I am generally against taking an established franchise to a completely new direction that alienates many of it's old fans, whether that be adding an easy mode or making it insanely hard. Therefore, I would reject it on these grounds. A better example would be creating a new franchise that is so hard that I can't beat it. I am perfectly fine with this shrug

I personally liked Sekiro because it doubled down on what the Souls games did well while removing most of the crap. One of my biggest pet peeves, the instadeath pits, were removed. This is something that had bugged me since the janky platforming of DS1, but people always defended that garbage with the nonsense elitist difficulty argument. Unfortunately the pits returned in ER, and are actually a pretty big issue in that game despite its dedicated jump button. Sekiro compensated with higher base boss difficulty, but those bosses also felt a lot tighter at the higher levels of play as well. I can pretty consistently do Genichiro, Owl Father, and Inner Isshin damageless, and doing them gives a great sense of mastery. I never got the same feeling with Malenia. ER bosses feel like I'm cheesing an algorithm rather than dueling, and Malenia in particular never felt good even after a bit of practice.

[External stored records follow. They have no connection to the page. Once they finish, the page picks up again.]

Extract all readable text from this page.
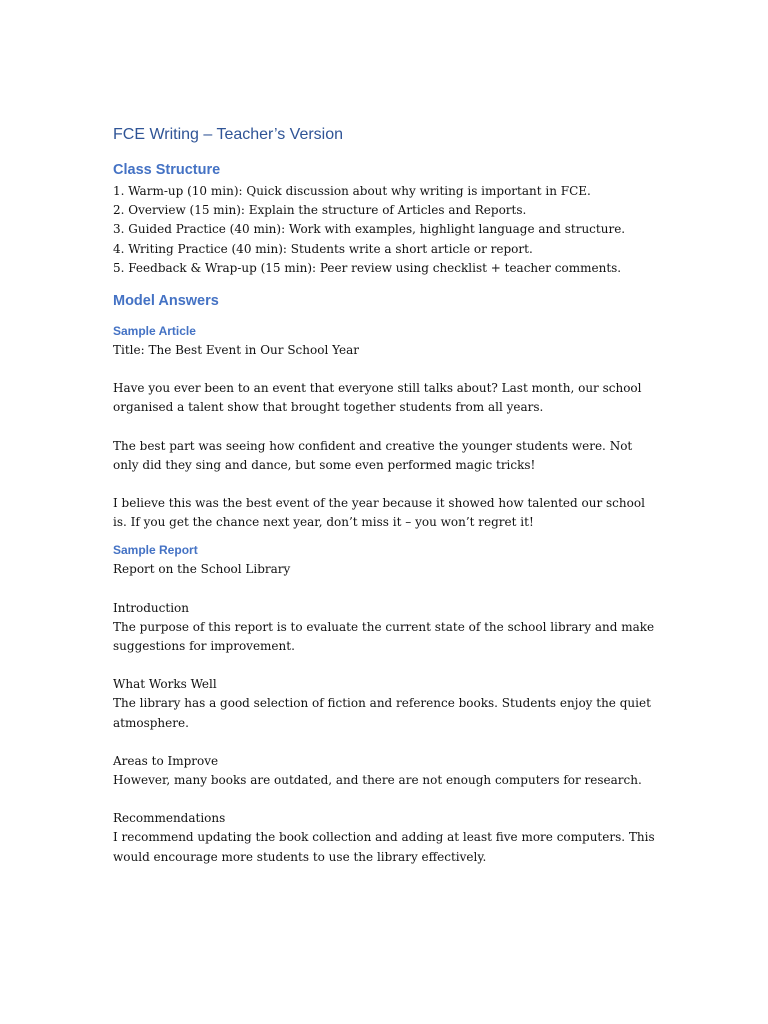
FCE Writing – Teacher’s Version
Class Structure
1. Warm-up (10 min): Quick discussion about why writing is important in FCE.
2. Overview (15 min): Explain the structure of Articles and Reports.
3. Guided Practice (40 min): Work with examples, highlight language and structure.
4. Writing Practice (40 min): Students write a short article or report.
5. Feedback & Wrap-up (15 min): Peer review using checklist + teacher comments.
Model Answers
Sample Article

Title: The Best Event in Our School Year

Have you ever been to an event that everyone still talks about? Last month, our school organised a talent show that brought together students from all years.

The best part was seeing how confident and creative the younger students were. Not only did they sing and dance, but some even performed magic tricks!

I believe this was the best event of the year because it showed how talented our school is. If you get the chance next year, don’t miss it – you won’t regret it!

Sample Report

Report on the School Library

Introduction

The purpose of this report is to evaluate the current state of the school library and make suggestions for improvement.

What Works Well

The library has a good selection of fiction and reference books. Students enjoy the quiet atmosphere.

Areas to Improve

However, many books are outdated, and there are not enough computers for research.

Recommendations

I recommend updating the book collection and adding at least five more computers. This would encourage more students to use the library effectively.
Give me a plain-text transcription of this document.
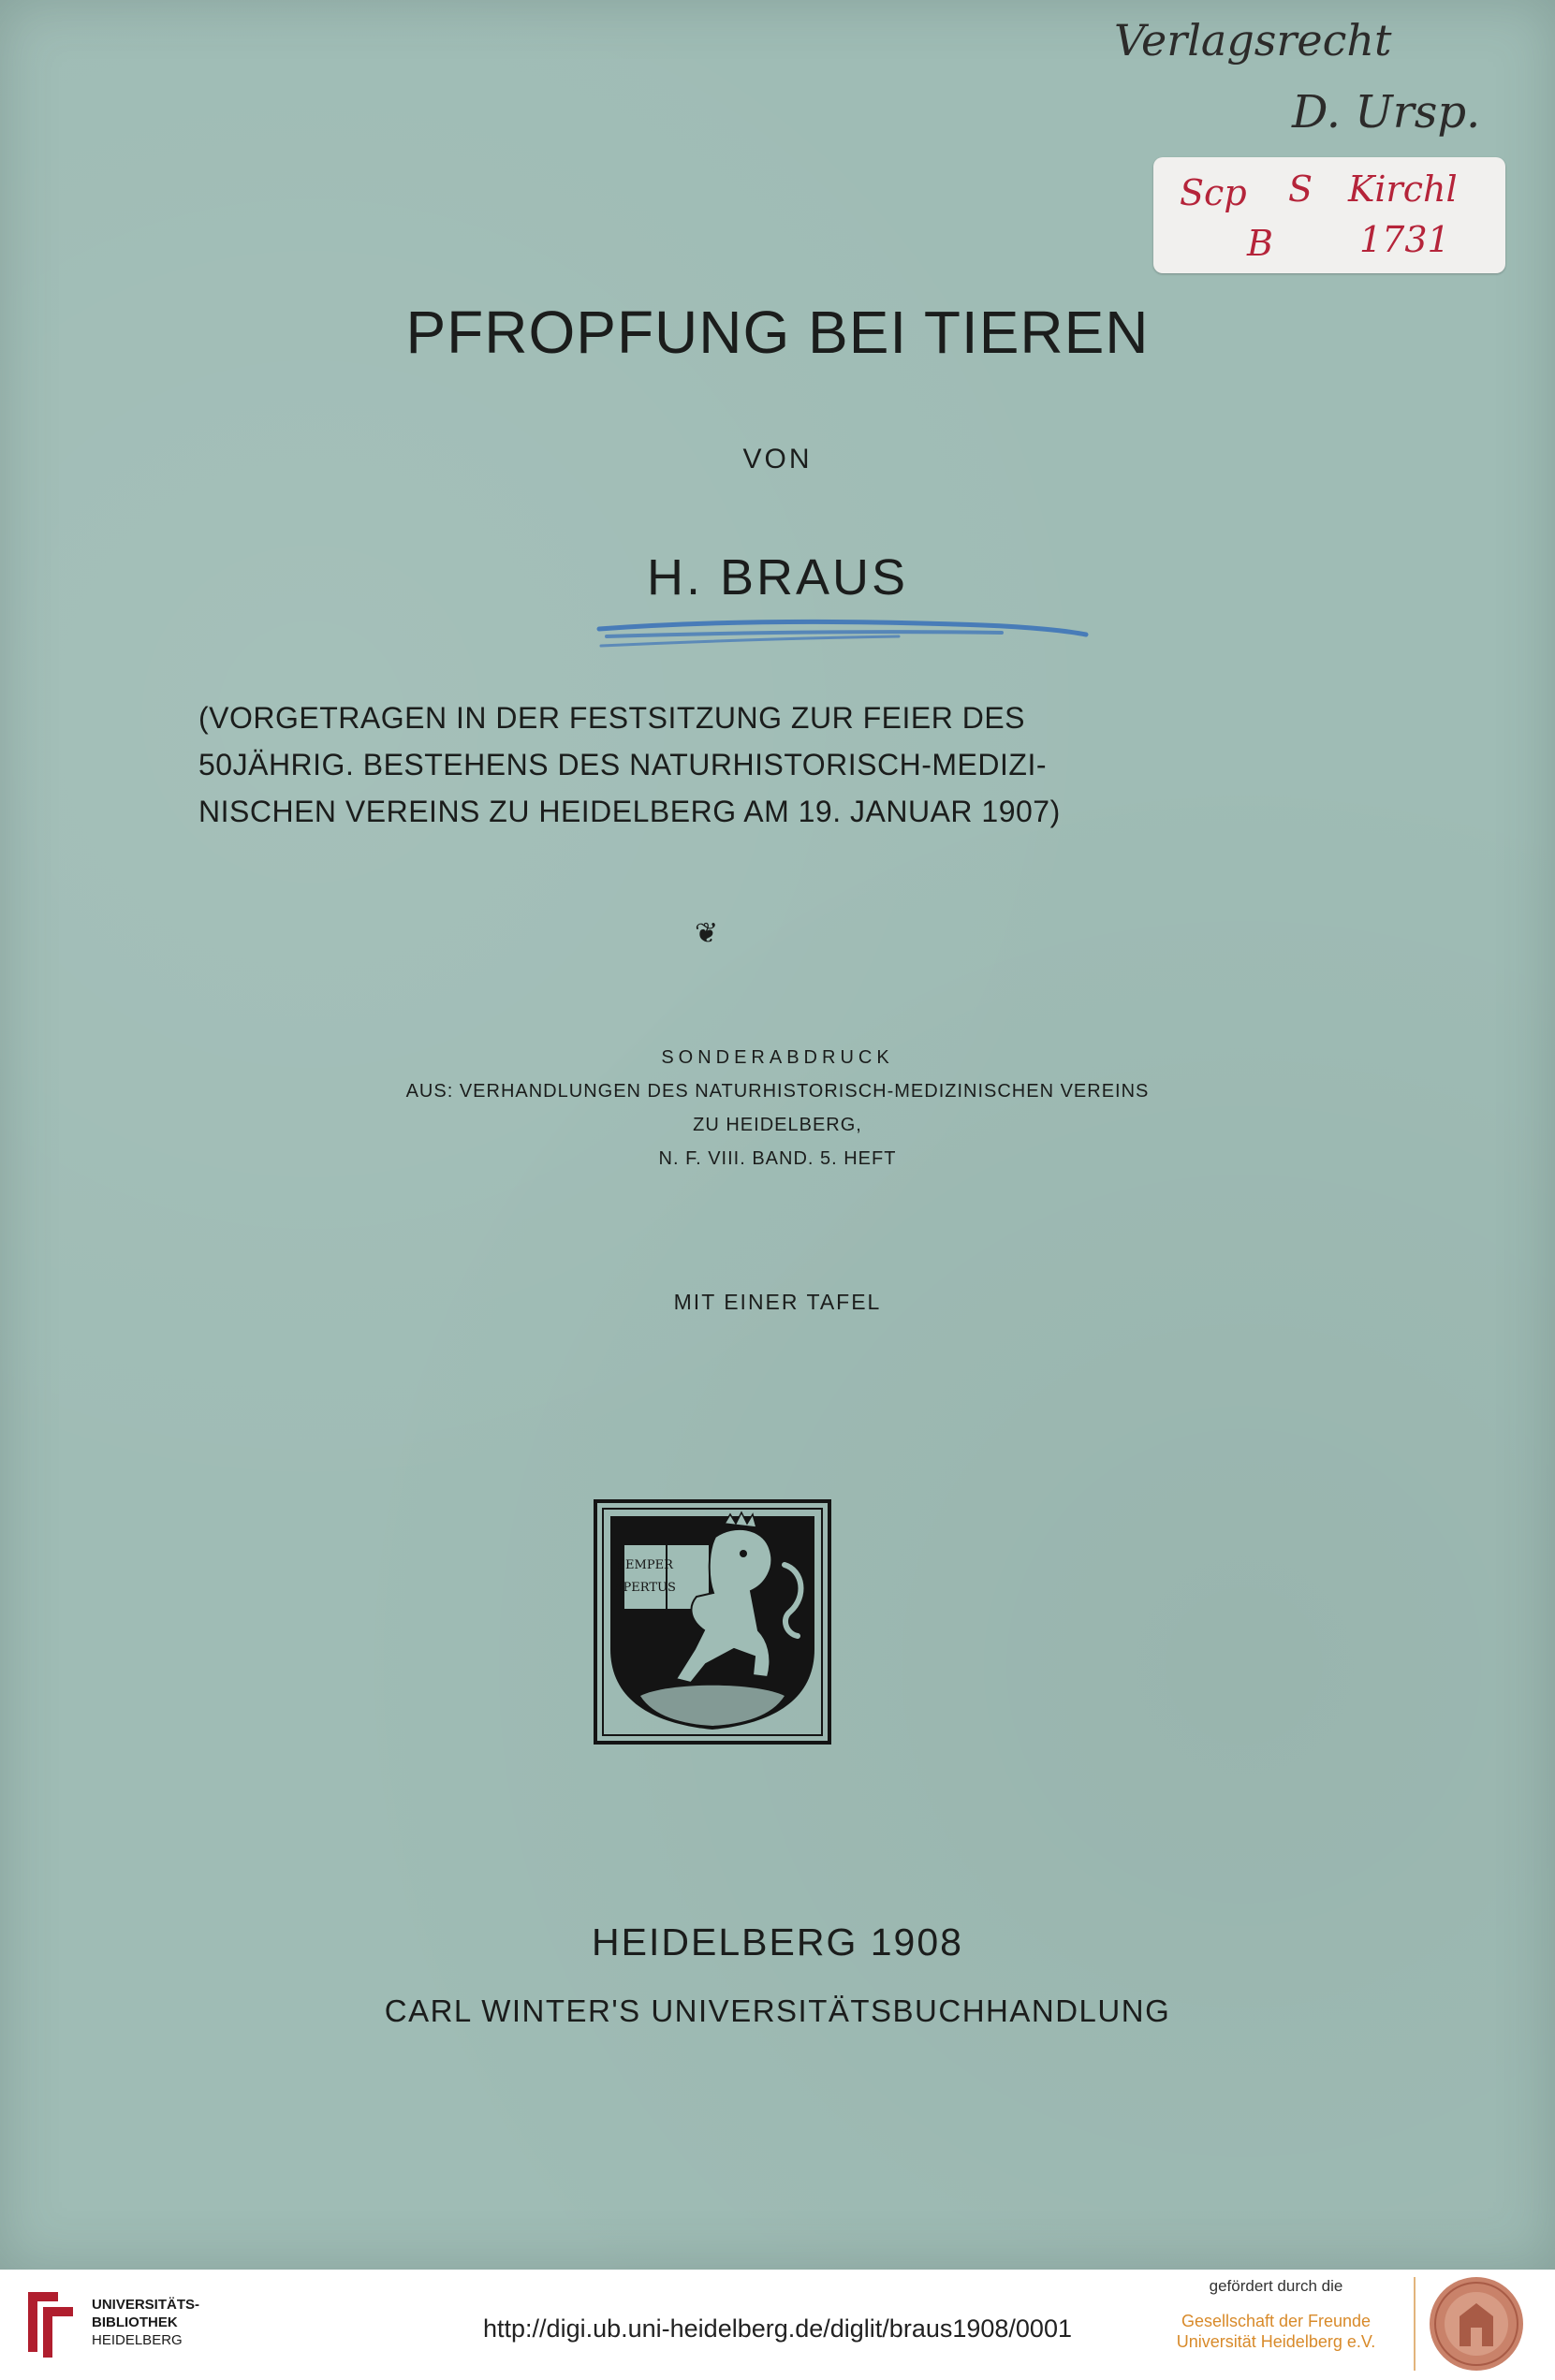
Verlagsrecht
D. Ursp.
Scp S Kirchl
B 1731
PFROPFUNG BEI TIEREN
VON
H. BRAUS
(VORGETRAGEN IN DER FESTSITZUNG ZUR FEIER DES
50JÄHRIG. BESTEHENS DES NATURHISTORISCH-MEDIZI-
NISCHEN VEREINS ZU HEIDELBERG AM 19. JANUAR 1907)
❦
SONDERABDRUCK
AUS: VERHANDLUNGEN DES NATURHISTORISCH-MEDIZINISCHEN VEREINS
ZU HEIDELBERG,
N. F. VIII. BAND. 5. HEFT
MIT EINER TAFEL
SEMPER
APERTUS
HEIDELBERG 1908
CARL WINTER'S UNIVERSITÄTSBUCHHANDLUNG
UNIVERSITÄTS-
BIBLIOTHEK
HEIDELBERG	http://digi.ub.uni-heidelberg.de/diglit/braus1908/0001
gefördert durch die
Gesellschaft der Freunde
Universität Heidelberg e.V.
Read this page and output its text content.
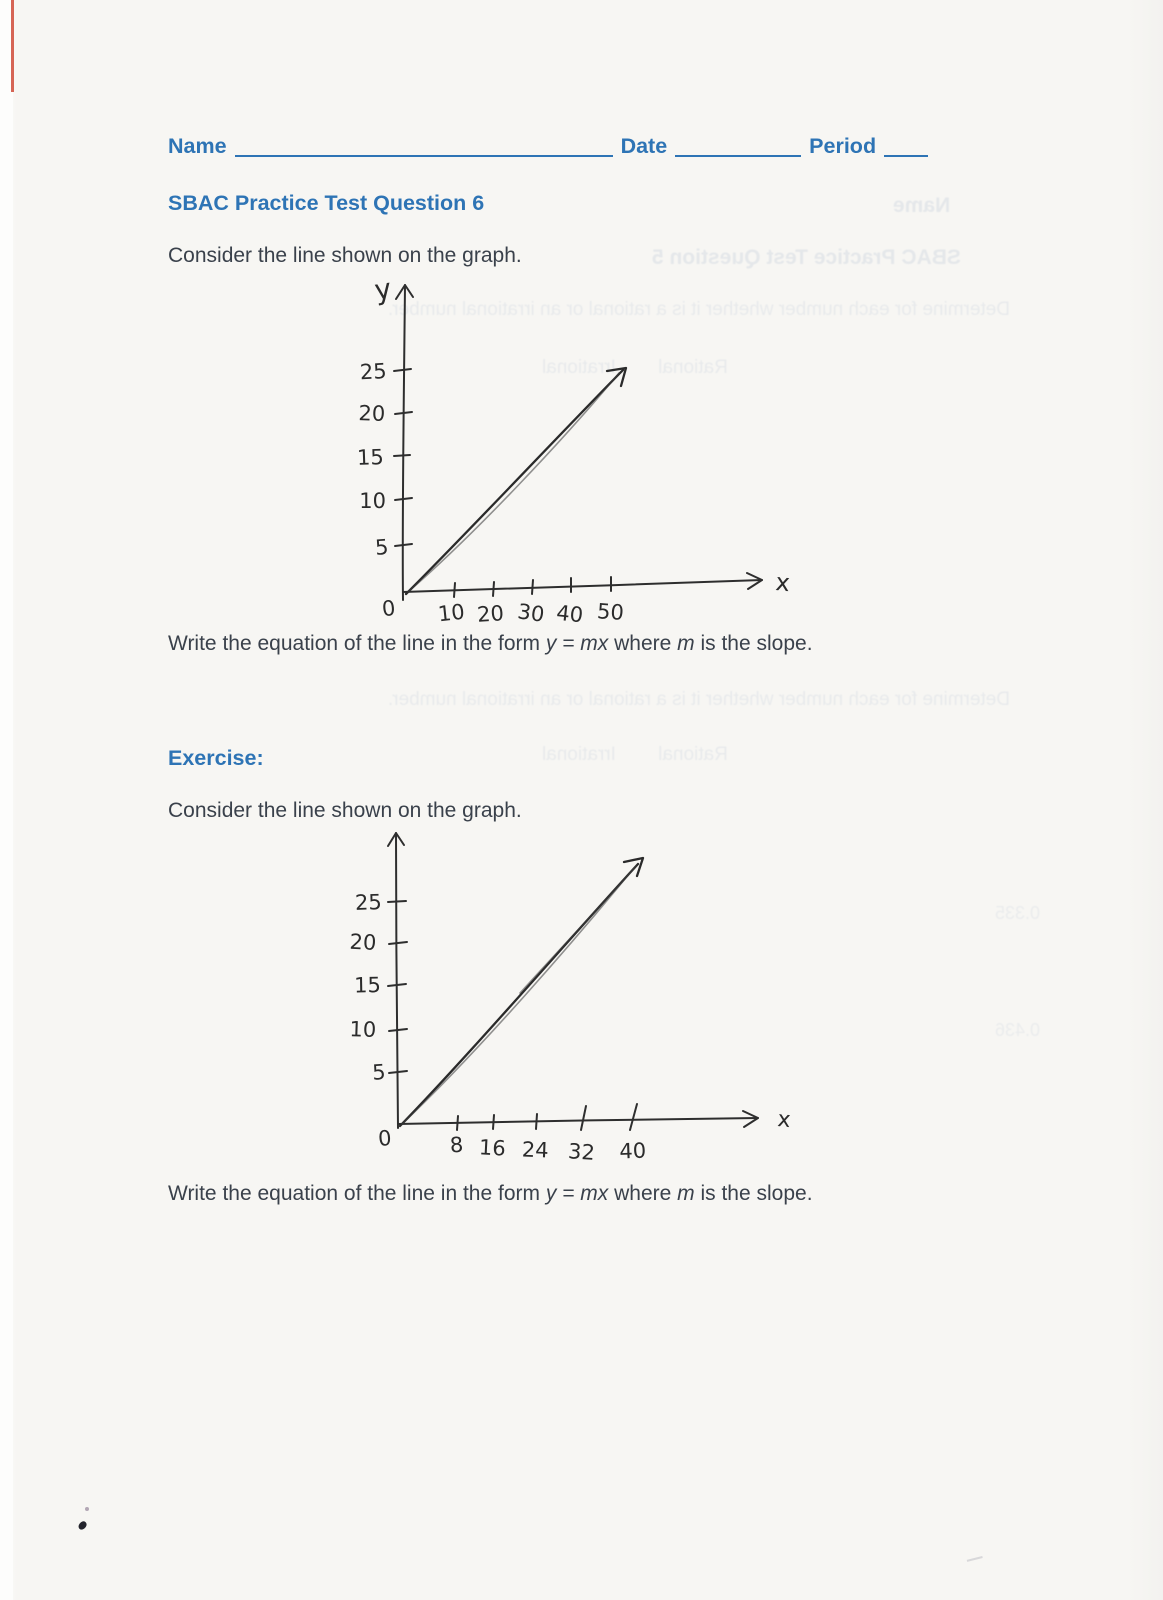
Name
SBAC Practice Test Question 5
Determine for each number whether it is a rational or an irrational number.
Rational        Irrational
Determine for each number whether it is a rational or an irrational number.
Rational        Irrational
0.335
0.436
Name	Date	Period

SBAC Practice Test Question 6

Consider the line shown on the graph.

y
x
25
20
15
10
5
10 20 30 40 50
0

Write the equation of the line in the form y = mx where m is the slope.

Exercise:

Consider the line shown on the graph.

x
25
20
15
10
5
8 16 24 32 40
0

Write the equation of the line in the form y = mx where m is the slope.
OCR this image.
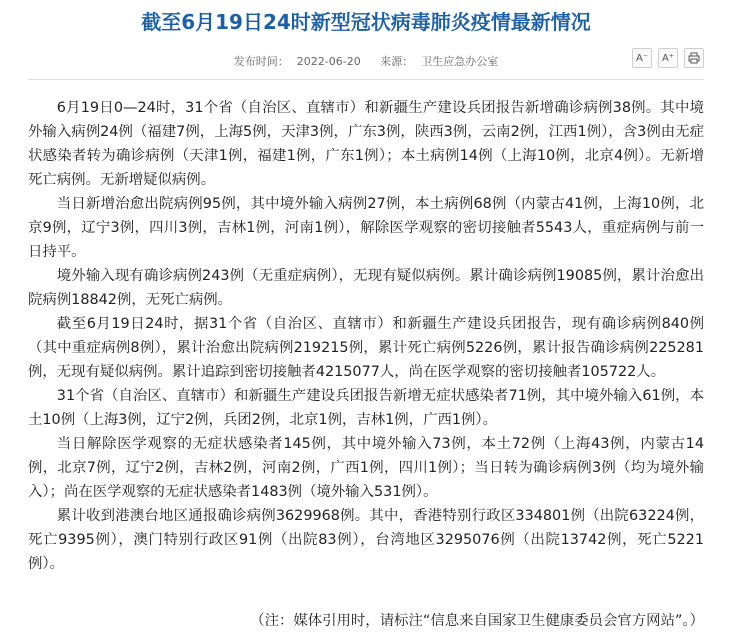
截至6月19日24时新型冠状病毒肺炎疫情最新情况
发布时间： 2022-06-20 来源： 卫生应急办公室	A⁻	A⁺

6月19日0—24时，31个省（自治区、直辖市）和新疆生产建设兵团报告新增确诊病例38例。其中境外输入病例24例（福建7例，上海5例，天津3例，广东3例，陕西3例，云南2例，江西1例），含3例由无症状感染者转为确诊病例（天津1例，福建1例，广东1例）；本土病例14例（上海10例，北京4例）。无新增死亡病例。无新增疑似病例。

当日新增治愈出院病例95例，其中境外输入病例27例，本土病例68例（内蒙古41例，上海10例，北京9例，辽宁3例，四川3例，吉林1例，河南1例），解除医学观察的密切接触者5543人，重症病例与前一日持平。

境外输入现有确诊病例243例（无重症病例），无现有疑似病例。累计确诊病例19085例，累计治愈出院病例18842例，无死亡病例。

截至6月19日24时，据31个省（自治区、直辖市）和新疆生产建设兵团报告，现有确诊病例840例（其中重症病例8例），累计治愈出院病例219215例，累计死亡病例5226例，累计报告确诊病例225281例，无现有疑似病例。累计追踪到密切接触者4215077人，尚在医学观察的密切接触者105722人。

31个省（自治区、直辖市）和新疆生产建设兵团报告新增无症状感染者71例，其中境外输入61例，本土10例（上海3例，辽宁2例，兵团2例，北京1例，吉林1例，广西1例）。

当日解除医学观察的无症状感染者145例，其中境外输入73例，本土72例（上海43例，内蒙古14例，北京7例，辽宁2例，吉林2例，河南2例，广西1例，四川1例）；当日转为确诊病例3例（均为境外输入）；尚在医学观察的无症状感染者1483例（境外输入531例）。

累计收到港澳台地区通报确诊病例3629968例。其中，香港特别行政区334801例（出院63224例，死亡9395例），澳门特别行政区91例（出院83例），台湾地区3295076例（出院13742例，死亡5221例）。

（注：媒体引用时，请标注“信息来自国家卫生健康委员会官方网站”。）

Sure, some people have dumb opinions and justify it with git gud. I wouldn't blame it on the lack of easy mode though.

It definitely doesn't help, as it helps to entrench the series as unwelcoming to players who can't adapt to the arbitrary difficulty. That's the elitism people are defending.

I am generally against taking an established franchise to a completely new direction that alienates many of it's old fans, whether that be adding an easy mode or making it insanely hard.

"It shouldn't have an easy mode because it didn't have one before" is a goofy argument. Further, I feel like you just ignored the point of my hypothetical, i.e. the arbitrary exclusion, rather than addressing it.

I am generally against taking an established franchise to a completely new direction that alienates many of it's old fans, whether that be adding an easy mode or making it insanely hard.

I do understand that, but I think what the established fans forget is that when the game first came out, they were new players and it wasn't developed to the point it is now after several years. Now new players are coming in at the level of the established players, not the level at which the game was first brought out, and that's a lot of the disjunction between "this is too damn hard" "well just git gud, noob".